DPU - 04 de Maio
DPU recomenda destinar 3% do Minha Casa Minha Vida à população em situação de rua na Grande Belém (P
Belém - A Defensoria Pública da União (DPU) recomendou aos oito municípios da Região Metropolitana de Belém (PA) que assegurem a destinação de 3% das unidades do Programa Minha Casa Minha Vida para pessoas em situação de rua.
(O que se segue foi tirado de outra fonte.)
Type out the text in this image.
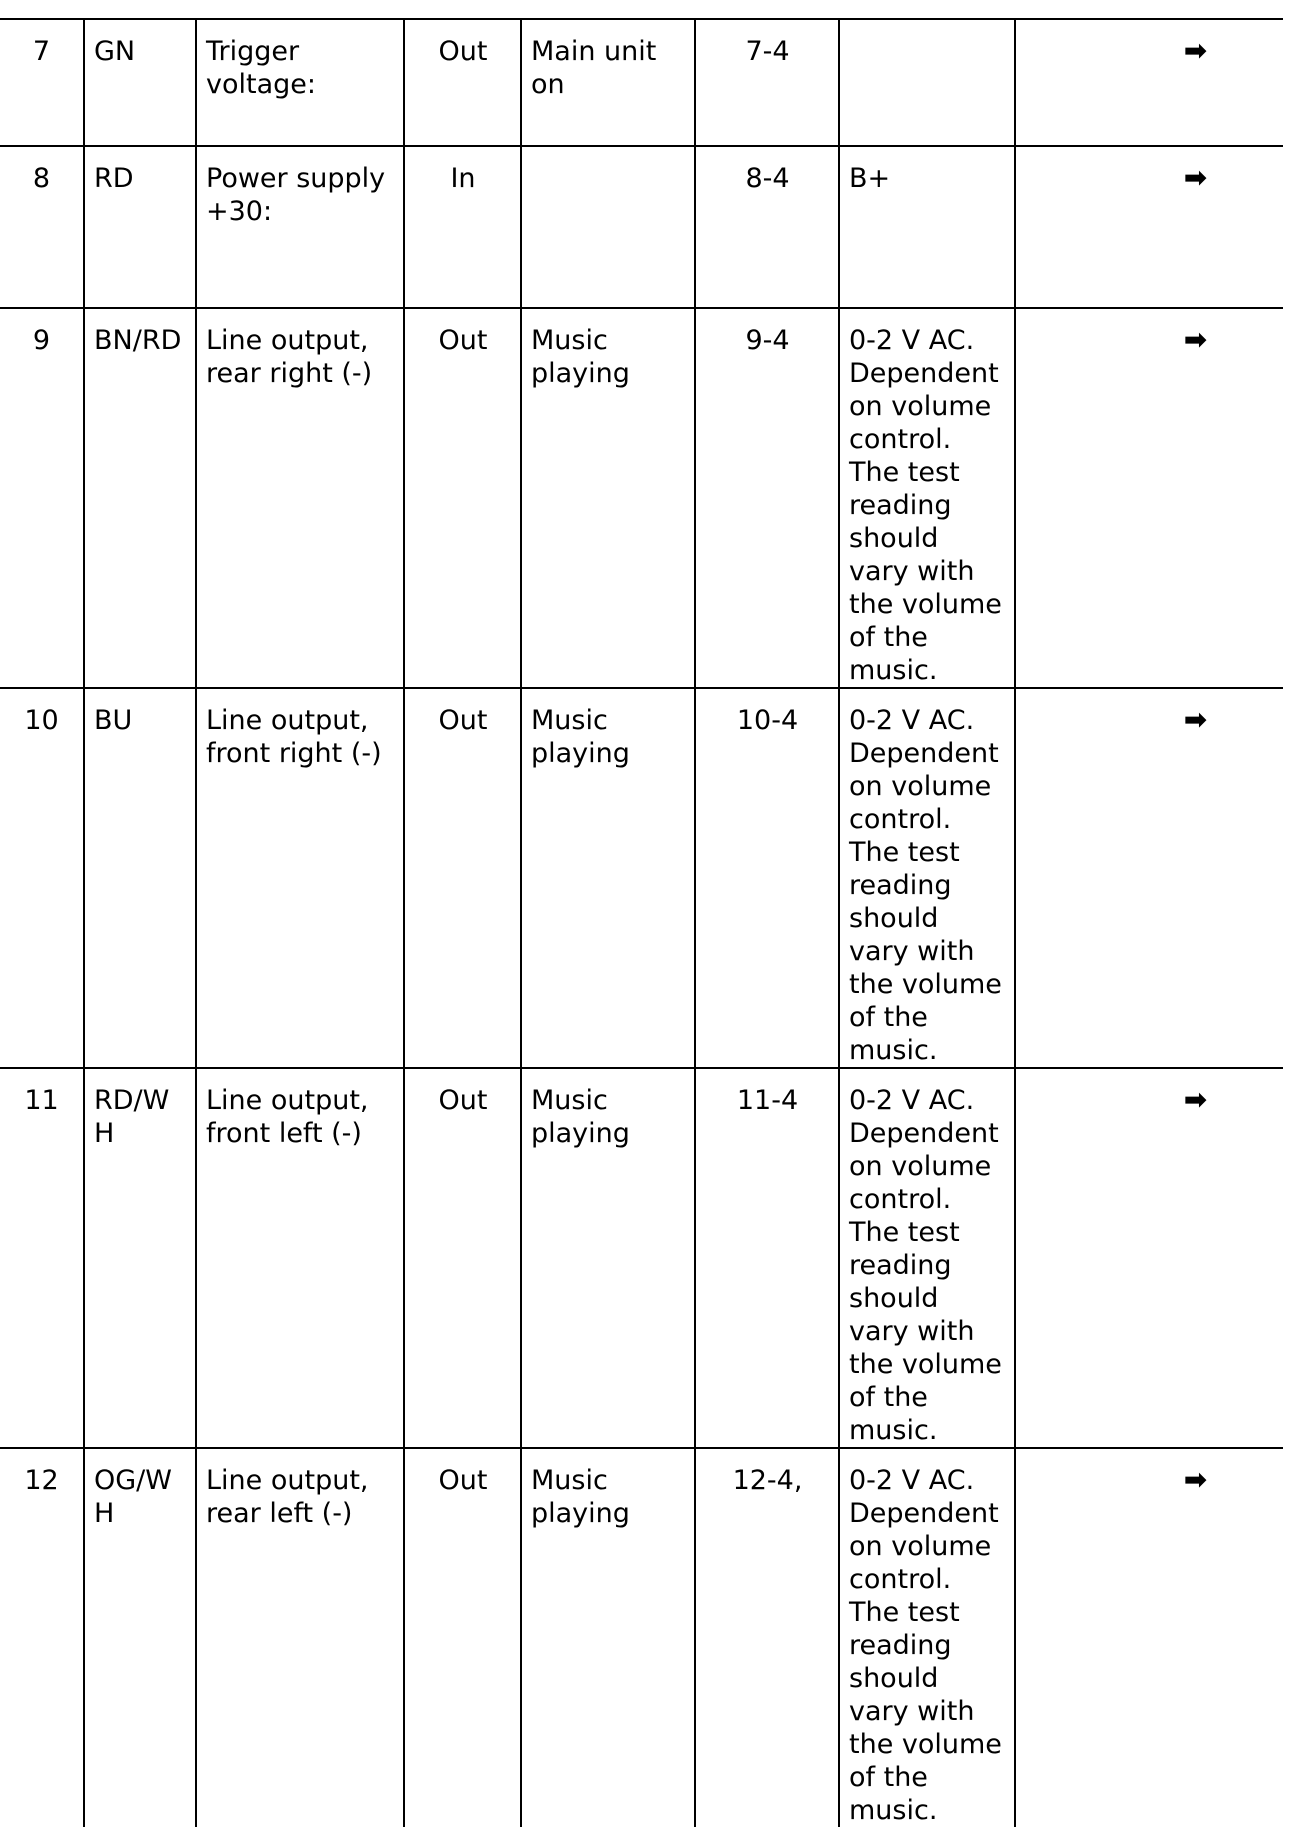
7	GN	Trigger voltage:	Out	Main unit on	7-4		➡
8	RD	Power supply +30:	In		8-4	B+	➡
9	BN/RD	Line output, rear right (-)	Out	Music playing	9-4	0-2 V AC. Dependent on volume control. The test reading should vary with the volume of the music.	➡
10	BU	Line output, front right (-)	Out	Music playing	10-4	0-2 V AC. Dependent on volume control. The test reading should vary with the volume of the music.	➡
11	RD/WH	Line output, front left (-)	Out	Music playing	11-4	0-2 V AC. Dependent on volume control. The test reading should vary with the volume of the music.	➡
12	OG/WH	Line output, rear left (-)	Out	Music playing	12-4,	0-2 V AC. Dependent on volume control. The test reading should vary with the volume of the music.	➡
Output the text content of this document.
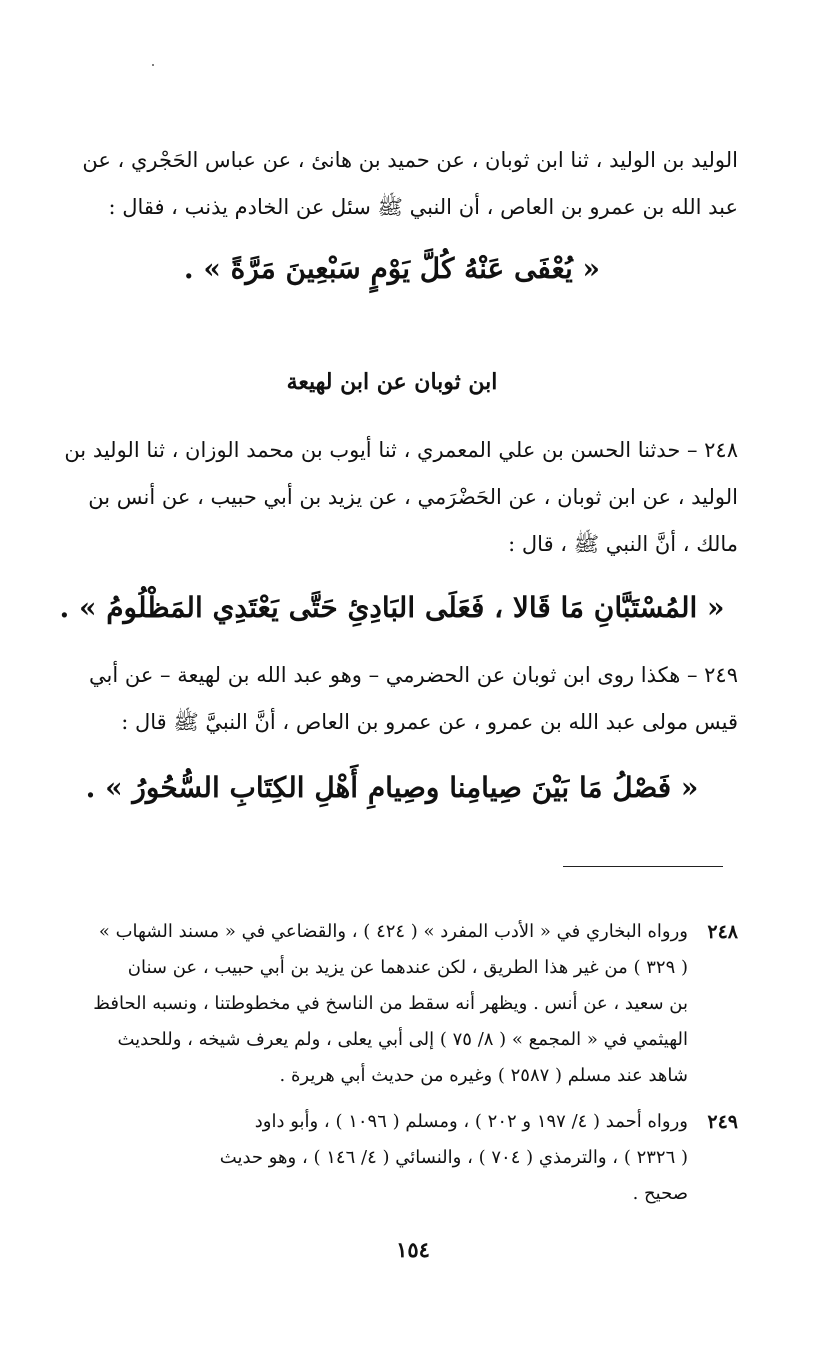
الوليد بن الوليد ، ثنا ابن ثوبان ، عن حميد بن هانئ ، عن عباس الحَجْري ، عن
عبد الله بن عمرو بن العاص ، أن النبي ﷺ سئل عن الخادم يذنب ، فقال :
« يُعْفَى عَنْهُ كُلَّ يَوْمٍ سَبْعِينَ مَرَّةً » .
ابن ثوبان عن ابن لهيعة
٢٤٨ – حدثنا الحسن بن علي المعمري ، ثنا أيوب بن محمد الوزان ، ثنا الوليد بن
الوليد ، عن ابن ثوبان ، عن الحَضْرَمي ، عن يزيد بن أبي حبيب ، عن أنس بن
مالك ، أنَّ النبي ﷺ ، قال :
« المُسْتَبَّانِ مَا قَالا ، فَعَلَى البَادِئِ حَتَّى يَعْتَدِي المَظْلُومُ » .
٢٤٩ – هكذا روى ابن ثوبان عن الحضرمي – وهو عبد الله بن لهيعة – عن أبي
قيس مولى عبد الله بن عمرو ، عن عمرو بن العاص ، أنَّ النبيَّ ﷺ قال :
« فَصْلُ مَا بَيْنَ صِيامِنا وصِيامِ أَهْلِ الكِتَابِ السُّحُورُ » .
٢٤٨
ورواه البخاري في « الأدب المفرد » ( ٤٢٤ ) ، والقضاعي في « مسند الشهاب »
( ٣٢٩ ) من غير هذا الطريق ، لكن عندهما عن يزيد بن أبي حبيب ، عن سنان
بن سعيد ، عن أنس . ويظهر أنه سقط من الناسخ في مخطوطتنا ، ونسبه الحافظ
الهيثمي في « المجمع » ( ٨/ ٧٥ ) إلى أبي يعلى ، ولم يعرف شيخه ، وللحديث
شاهد عند مسلم ( ٢٥٨٧ ) وغيره من حديث أبي هريرة .
٢٤٩
ورواه أحمد ( ٤/ ١٩٧ و ٢٠٢ ) ، ومسلم ( ١٠٩٦ ) ، وأبو داود
( ٢٣٢٦ ) ، والترمذي ( ٧٠٤ ) ، والنسائي ( ٤/ ١٤٦ ) ، وهو حديث
صحيح .
١٥٤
A recomendação, enviada na quarta-feira (29), busca incluir essa parcela da população nas políticas habitacionais municipais, garantindo o direito à moradia digna, bem como a redução das desigualdades sociais. As Prefeituras têm 15 dias para informar se vão adotar medida.
A orientação tem como base diagnóstico realizado pela DPU junto às Secretarias de Habitação dos municípios da Região Metropolitana composta pelas cidades de Belém, Ananindeua, Marituba, Benevides, Santa Bárbara do Pará, Santa Izabel do Pará, Castanhal e Barcarena. Foi solicitado às prefeituras que informassem o tratamento dado às pessoas em situação de rua e a existência de critérios de prioridade no acesso à moradia.
Em resposta, a maioria dos municípios não confirmou a implementação da reserva de 3%, limitando-se a descrever fluxos gerais de atendimento ou alegando ausência de demanda ou novos empreendimentos. Algumas cidades, como Ananindeua, Marituba e Santa Izabel, não adotam a reserva formal, optando por critérios alternativos ou alegando inexistência de população fixa em situação de rua - justificativas que não exime o dever de criar políticas específicas.
“A recomendação busca garantir moradia para quem é pessoa em situação de rua, que se encontram em extrema vulnerabilidade. Já foi comprovado que essa é a política mais efetiva para essas pessoas”, explica o defensor público federal Marcos Wagner Alves Teixeira.
A iniciativa reforça a necessidade de adequar as normas municipais para estabelecer a cota de 3% de unidades habitacionais para pessoas em situação de rua, independentemente da existência de unidades de acolhimento, bem como de criar critérios de priorização que considerem a vulnerabilidade extrema.
De acordo com Teixeira, a expectativa é que os municípios apliquem a diretriz do Governo Federal prevista na portaria conjunta de março de 2025, firmada entre os Ministérios das Cidades, dos Direitos Humanos e do Desenvolvimento Social, que estabelece obrigações claras para a reserva de unidades habitacionais a esse público.
O defensor lembra, ainda, que o diagnóstico faz parte do trabalho implementado pelo Ministério dos Direitos Humanos no Âmbito do projeto Moradia Primeiro, que prioriza o acesso imediato de pessoas em situação crônica de rua à moradia segura, individual, no município que se encontram, com integração à comunidade.
Apesar de a recomendação da DPU ter caráter extrajudicial - ou seja, não ser obrigatória -, ela serve como instrumento de orientação e pode ser utilizada como prova em ações judiciais futuras. A atuação da Defensoria não se esgota na recomendação, podendo haver novas iniciativas e medidas adicionais.